The rest of The Witches’ cast is very good, including the voice of Chris Rock as the narrator, Anne Hathaway as the Grand High Witch, and Stanley Tucci as Mr. Stringer, the proprietor of the hotel where most of the action unfolds. Jahzir Bruno stands out as Hero Boy, perfectly capturing both the brokenness and innocence of the character in the book, much like the characters of Matilda, James, or Charlie Bucket in some of Dahl’s other stories.

Like a classic fairy tale, The Witches does not aim to teach children that a particular form of evil exists in a particular way, but rather that, whatever hardship or darkness they face, they may be empowered to overcome it. But The Witches has a twist. In Zemeckis’ film, as in the original book, we learn that victory over the enemies of goodness does not always mean a conventional “happily ever after.” Not every sad thing can be undone in this life.

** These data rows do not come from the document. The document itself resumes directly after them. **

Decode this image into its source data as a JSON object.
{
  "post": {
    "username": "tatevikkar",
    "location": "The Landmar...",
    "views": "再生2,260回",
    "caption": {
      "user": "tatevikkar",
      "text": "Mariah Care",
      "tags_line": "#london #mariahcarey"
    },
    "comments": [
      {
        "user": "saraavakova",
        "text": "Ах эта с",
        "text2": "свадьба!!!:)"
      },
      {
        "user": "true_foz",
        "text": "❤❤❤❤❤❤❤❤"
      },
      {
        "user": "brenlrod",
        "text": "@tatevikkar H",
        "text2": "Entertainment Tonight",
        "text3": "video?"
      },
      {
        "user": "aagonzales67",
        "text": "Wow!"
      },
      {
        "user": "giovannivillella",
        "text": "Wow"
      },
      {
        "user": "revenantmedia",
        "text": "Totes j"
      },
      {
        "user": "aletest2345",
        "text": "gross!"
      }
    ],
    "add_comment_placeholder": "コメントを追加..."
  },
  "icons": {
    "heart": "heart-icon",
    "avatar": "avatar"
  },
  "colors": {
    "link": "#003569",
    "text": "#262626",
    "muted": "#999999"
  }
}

Both Dahl and Zemeckis leave children hopeful that they can get through their misfortunes and incorporate them into a new life. Pain has a purpose. In this way, the ending of The Witches will resonate with Christians as the Passion, cross, and Resurrection does. In Zemeckis’ version, there is an additional, endearing element of mission at the end.

The Witches is neither scary nor childish, making it a good bet for elementary-age children. It is far from the cinematic achievement of other Dahl adaptions, but it is a fine choice for family movie night. It might even be a conversation starter for cosmic questions about evil and spiritual warfare, as well as pressing concerns about standing up for the vulnerable today.